In September, the Islamic State issued a video message ordering its minions to launch attacks of exactly this type around the world.
The video singled out four nationalities – Americans, French, Australians and Canadians – and specifically called for the killing of soldiers, who it said are “patrons of the tyrants”.
“[S]laughter him with a knife, or run him over with your car,” the video commanded.
On Monday, another alleged Islamic State recruit, Martin Couture-Rouleau, 25, ran over two soldiers in Canada, killing one of them, before being shot dead by police as he emerged from his wrecked car wielding a knife.
Australian National University terrorism expert Dr Clarke Jones said the video’s blanket approval for a wide range of solo attacks means there are now “no holds barred”.

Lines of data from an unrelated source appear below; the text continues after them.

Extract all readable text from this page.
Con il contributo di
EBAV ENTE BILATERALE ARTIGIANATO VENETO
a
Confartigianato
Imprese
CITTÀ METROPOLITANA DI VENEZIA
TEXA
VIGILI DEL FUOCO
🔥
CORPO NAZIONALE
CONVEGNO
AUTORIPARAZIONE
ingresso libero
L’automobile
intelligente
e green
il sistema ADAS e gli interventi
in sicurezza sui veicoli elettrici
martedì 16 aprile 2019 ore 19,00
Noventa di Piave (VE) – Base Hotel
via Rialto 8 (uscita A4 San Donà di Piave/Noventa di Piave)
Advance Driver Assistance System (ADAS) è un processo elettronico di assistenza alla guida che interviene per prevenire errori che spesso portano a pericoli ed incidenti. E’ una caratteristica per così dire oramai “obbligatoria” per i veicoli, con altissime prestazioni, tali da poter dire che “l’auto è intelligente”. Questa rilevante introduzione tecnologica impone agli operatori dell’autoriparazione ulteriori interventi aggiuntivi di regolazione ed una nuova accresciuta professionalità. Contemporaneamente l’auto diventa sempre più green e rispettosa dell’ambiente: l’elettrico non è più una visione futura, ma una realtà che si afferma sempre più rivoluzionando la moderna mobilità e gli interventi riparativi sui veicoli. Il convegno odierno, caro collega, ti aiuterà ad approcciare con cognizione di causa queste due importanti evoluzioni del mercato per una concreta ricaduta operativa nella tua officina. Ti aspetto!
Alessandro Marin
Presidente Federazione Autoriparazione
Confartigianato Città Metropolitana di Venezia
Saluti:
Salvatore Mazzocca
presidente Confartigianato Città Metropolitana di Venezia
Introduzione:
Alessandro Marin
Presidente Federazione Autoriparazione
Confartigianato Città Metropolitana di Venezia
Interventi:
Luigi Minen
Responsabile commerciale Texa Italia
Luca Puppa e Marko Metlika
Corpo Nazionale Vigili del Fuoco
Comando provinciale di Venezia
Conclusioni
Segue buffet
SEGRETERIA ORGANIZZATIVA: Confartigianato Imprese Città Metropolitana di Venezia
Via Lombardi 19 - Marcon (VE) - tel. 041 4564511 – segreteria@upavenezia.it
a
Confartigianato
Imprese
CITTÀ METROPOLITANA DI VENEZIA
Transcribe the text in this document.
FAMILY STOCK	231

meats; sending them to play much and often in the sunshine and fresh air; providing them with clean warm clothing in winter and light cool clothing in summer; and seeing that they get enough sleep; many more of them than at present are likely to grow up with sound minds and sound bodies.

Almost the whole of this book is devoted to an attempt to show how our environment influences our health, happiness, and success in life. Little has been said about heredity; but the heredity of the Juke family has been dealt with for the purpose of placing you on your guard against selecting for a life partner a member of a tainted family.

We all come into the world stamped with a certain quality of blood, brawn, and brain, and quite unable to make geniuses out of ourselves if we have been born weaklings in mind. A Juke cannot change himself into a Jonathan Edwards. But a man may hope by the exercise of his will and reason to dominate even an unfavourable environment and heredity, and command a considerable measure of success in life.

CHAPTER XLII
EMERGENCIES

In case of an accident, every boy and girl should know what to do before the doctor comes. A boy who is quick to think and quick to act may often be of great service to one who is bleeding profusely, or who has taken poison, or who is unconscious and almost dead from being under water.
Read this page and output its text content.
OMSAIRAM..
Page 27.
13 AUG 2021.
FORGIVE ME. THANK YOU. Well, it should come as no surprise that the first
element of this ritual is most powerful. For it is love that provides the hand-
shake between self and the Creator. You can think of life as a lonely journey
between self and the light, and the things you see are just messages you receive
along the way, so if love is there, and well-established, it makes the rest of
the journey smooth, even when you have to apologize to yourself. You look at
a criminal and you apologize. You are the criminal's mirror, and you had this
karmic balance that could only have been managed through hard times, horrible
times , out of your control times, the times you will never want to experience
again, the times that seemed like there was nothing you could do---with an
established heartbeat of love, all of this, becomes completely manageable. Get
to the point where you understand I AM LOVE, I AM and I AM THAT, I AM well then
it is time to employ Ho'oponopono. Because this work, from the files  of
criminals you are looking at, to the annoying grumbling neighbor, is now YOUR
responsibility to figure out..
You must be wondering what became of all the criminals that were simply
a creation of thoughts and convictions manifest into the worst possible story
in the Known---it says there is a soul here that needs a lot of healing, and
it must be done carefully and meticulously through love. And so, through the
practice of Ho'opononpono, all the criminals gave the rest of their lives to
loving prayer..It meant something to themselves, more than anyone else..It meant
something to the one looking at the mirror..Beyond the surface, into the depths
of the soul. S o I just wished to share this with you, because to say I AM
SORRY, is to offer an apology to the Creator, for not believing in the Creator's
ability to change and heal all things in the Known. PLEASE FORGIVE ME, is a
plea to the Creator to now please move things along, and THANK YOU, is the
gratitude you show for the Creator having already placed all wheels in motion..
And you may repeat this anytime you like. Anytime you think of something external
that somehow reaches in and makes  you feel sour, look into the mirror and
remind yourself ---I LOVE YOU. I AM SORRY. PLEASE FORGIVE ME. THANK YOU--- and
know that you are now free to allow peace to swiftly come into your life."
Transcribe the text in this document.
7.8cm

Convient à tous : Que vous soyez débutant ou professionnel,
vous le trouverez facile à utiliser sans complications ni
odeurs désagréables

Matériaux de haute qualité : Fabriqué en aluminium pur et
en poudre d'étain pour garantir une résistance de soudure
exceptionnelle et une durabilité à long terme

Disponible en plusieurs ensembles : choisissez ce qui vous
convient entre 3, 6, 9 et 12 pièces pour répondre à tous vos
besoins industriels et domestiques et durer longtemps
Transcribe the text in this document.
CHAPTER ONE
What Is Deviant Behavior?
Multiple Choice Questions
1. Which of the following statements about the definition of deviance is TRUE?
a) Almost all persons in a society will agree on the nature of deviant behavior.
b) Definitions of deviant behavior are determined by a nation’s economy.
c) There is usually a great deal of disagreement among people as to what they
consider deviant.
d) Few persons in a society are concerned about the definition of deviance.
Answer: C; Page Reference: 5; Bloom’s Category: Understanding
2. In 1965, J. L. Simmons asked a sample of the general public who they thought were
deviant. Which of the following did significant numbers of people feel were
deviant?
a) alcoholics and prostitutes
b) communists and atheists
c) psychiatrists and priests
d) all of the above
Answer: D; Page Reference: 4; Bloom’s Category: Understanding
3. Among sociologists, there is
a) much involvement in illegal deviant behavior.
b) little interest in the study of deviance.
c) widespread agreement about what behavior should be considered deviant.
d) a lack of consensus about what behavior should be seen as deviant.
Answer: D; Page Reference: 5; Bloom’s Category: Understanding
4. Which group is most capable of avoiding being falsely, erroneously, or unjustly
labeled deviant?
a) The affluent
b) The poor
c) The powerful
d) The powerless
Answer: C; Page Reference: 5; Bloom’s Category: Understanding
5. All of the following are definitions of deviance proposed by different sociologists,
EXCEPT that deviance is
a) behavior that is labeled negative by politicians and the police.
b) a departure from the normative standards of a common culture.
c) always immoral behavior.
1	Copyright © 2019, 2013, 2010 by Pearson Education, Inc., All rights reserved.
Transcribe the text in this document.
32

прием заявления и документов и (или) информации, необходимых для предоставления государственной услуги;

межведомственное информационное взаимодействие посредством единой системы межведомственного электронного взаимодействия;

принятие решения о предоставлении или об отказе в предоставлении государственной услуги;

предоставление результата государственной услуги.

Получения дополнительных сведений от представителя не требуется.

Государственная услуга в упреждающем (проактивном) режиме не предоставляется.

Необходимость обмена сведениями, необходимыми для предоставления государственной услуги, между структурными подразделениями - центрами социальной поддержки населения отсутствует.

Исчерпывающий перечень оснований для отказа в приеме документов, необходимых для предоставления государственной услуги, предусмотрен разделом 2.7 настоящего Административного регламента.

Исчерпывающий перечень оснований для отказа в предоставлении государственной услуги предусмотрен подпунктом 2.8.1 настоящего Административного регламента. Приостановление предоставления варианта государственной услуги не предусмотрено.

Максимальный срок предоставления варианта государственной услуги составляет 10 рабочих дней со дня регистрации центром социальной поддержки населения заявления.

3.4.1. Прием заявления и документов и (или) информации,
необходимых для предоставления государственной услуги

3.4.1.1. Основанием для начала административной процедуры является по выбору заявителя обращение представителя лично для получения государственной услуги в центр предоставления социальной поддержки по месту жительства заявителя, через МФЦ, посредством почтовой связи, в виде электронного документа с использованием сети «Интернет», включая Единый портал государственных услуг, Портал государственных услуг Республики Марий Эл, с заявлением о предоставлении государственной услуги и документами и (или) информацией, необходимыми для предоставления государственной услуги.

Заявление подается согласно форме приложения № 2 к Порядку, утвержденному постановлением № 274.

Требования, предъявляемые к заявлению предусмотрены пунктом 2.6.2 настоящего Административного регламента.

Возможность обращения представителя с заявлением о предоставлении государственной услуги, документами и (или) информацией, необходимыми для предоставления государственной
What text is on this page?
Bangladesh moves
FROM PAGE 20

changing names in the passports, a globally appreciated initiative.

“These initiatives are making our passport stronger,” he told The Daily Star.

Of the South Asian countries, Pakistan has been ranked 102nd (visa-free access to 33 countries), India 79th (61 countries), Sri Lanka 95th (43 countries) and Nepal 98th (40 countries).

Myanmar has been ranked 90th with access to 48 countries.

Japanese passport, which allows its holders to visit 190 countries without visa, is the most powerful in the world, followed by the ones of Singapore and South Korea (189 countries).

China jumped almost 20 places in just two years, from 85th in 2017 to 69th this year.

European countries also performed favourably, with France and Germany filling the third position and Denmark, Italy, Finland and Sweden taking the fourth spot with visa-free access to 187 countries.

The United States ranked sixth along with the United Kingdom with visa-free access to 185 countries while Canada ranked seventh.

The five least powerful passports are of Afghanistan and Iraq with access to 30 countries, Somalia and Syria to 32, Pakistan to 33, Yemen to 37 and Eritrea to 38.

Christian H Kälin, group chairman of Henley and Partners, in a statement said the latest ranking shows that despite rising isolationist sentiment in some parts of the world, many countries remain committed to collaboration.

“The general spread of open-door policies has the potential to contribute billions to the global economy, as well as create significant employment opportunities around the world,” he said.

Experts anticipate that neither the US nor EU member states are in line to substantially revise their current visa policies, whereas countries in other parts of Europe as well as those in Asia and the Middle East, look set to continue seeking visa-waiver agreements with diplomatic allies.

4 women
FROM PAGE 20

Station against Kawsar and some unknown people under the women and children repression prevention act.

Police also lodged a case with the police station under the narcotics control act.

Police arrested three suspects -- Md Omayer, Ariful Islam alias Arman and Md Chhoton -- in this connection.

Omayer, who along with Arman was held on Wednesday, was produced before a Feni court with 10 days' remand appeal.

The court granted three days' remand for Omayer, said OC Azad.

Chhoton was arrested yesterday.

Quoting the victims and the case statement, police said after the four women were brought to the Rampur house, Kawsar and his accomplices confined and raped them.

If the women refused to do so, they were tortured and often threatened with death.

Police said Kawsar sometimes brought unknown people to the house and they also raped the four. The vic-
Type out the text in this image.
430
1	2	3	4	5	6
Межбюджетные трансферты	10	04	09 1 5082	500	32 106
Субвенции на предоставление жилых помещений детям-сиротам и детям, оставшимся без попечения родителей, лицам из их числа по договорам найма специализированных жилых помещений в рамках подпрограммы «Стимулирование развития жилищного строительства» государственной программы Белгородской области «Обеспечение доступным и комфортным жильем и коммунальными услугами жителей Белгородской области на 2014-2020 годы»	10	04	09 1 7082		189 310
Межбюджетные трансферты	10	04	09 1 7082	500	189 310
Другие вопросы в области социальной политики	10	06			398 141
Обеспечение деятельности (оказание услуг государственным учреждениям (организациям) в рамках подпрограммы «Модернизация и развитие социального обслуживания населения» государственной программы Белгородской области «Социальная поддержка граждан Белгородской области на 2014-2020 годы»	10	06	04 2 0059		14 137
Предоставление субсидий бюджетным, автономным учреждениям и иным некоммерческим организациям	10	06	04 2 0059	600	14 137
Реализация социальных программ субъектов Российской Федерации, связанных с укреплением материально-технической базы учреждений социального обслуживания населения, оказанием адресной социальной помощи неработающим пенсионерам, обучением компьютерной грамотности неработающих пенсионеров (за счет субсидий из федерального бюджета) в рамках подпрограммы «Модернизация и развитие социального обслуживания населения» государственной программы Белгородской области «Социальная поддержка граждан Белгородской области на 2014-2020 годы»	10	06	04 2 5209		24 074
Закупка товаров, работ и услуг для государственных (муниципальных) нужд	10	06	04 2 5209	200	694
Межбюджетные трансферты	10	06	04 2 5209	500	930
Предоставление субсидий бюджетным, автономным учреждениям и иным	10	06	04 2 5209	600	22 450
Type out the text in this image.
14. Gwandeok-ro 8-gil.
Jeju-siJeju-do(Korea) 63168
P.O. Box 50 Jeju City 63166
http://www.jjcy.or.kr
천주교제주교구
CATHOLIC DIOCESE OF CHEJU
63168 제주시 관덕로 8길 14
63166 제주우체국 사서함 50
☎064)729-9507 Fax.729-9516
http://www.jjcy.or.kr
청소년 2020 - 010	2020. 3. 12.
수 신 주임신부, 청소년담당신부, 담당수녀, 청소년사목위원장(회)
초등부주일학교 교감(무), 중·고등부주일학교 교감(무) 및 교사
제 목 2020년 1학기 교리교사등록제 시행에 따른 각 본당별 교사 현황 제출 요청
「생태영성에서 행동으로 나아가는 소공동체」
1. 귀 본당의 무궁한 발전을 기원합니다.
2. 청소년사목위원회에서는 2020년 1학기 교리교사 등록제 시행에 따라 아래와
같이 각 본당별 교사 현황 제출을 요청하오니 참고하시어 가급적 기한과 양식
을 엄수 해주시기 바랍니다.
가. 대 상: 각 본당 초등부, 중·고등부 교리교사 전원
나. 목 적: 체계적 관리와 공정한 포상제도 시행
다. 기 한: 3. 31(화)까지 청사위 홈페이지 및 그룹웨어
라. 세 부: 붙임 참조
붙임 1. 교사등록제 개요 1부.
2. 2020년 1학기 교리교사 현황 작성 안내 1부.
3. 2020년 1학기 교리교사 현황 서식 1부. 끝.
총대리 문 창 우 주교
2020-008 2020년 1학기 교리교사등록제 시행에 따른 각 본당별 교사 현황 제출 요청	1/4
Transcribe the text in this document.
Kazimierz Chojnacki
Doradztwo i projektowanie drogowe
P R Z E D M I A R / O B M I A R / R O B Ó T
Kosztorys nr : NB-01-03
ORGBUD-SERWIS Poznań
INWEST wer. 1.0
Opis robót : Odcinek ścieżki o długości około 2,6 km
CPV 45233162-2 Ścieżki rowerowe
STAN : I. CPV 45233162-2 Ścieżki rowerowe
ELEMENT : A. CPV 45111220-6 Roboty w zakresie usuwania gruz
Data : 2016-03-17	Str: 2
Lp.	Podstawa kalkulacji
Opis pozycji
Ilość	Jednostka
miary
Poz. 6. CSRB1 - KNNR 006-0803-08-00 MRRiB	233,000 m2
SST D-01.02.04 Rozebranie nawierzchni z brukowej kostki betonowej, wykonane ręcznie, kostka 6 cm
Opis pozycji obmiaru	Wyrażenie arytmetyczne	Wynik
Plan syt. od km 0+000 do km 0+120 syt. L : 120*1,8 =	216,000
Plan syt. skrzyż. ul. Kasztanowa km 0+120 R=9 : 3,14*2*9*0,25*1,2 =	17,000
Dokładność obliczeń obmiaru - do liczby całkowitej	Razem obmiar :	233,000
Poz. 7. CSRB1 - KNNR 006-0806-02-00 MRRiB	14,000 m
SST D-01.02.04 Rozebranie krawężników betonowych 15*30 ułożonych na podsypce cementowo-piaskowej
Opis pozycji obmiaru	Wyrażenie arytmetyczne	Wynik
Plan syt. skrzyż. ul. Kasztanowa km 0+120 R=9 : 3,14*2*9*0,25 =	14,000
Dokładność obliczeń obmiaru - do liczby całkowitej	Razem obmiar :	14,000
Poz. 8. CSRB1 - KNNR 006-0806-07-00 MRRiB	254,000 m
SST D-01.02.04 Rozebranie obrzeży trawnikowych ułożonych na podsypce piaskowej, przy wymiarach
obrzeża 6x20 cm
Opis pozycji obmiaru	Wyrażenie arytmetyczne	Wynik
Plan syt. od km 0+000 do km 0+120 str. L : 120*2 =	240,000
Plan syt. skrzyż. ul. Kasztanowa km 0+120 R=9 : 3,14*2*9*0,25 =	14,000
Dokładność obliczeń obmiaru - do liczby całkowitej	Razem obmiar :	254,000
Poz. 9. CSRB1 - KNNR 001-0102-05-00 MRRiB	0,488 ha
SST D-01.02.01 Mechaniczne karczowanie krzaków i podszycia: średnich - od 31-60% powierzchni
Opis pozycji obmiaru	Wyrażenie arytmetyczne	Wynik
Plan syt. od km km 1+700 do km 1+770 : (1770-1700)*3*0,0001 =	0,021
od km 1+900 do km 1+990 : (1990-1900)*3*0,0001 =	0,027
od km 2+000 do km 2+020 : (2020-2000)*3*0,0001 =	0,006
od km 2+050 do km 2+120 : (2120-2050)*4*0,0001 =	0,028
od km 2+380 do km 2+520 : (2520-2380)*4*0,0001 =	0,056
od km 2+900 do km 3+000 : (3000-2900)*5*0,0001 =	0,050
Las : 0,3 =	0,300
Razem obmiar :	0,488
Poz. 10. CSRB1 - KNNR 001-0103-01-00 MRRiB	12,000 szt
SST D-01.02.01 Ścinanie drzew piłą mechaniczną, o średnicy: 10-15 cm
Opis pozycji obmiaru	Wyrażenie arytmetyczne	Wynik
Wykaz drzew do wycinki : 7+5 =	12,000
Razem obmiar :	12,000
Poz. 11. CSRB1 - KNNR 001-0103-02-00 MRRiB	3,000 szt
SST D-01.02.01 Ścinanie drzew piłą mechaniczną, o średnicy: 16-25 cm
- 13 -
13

“It doesn’t take much capability to grab a high-powered rifle, if you can get hold of one, and get to wherever you can get and take out whatever you can take out. Whether it be a knife, whether it be a rifle, they are easy things that less organised individuals [can do],” Dr Jones said.
Young men like Elmir are “not crazies”, Dr Clarke said, but “in a vulnerable state and then they are being grabbed”.
Iraq bombing intensifies
The attack on the Canadian parliament came as Canadian jets joined the US-led bombing campaign against Islamist militants in Iraq.
Prime Minister Stephen Harper pledged not to waver, saying Canada would not be “intimidated” and would bolster its efforts to combat “terrorist” groups abroad.
Speaking at the start of question time on Thursday, Prime Minister Abbott said the attack is also an affront to Australia’s parliament.
“We feel Canada’s shock, pain and anger,” he said.
“An attack on their parliament is an affront to this parliament too.”
Mr Abbott said Australia stood “shoulder to shoulder with our Canadian comrades in defiance and resolution”.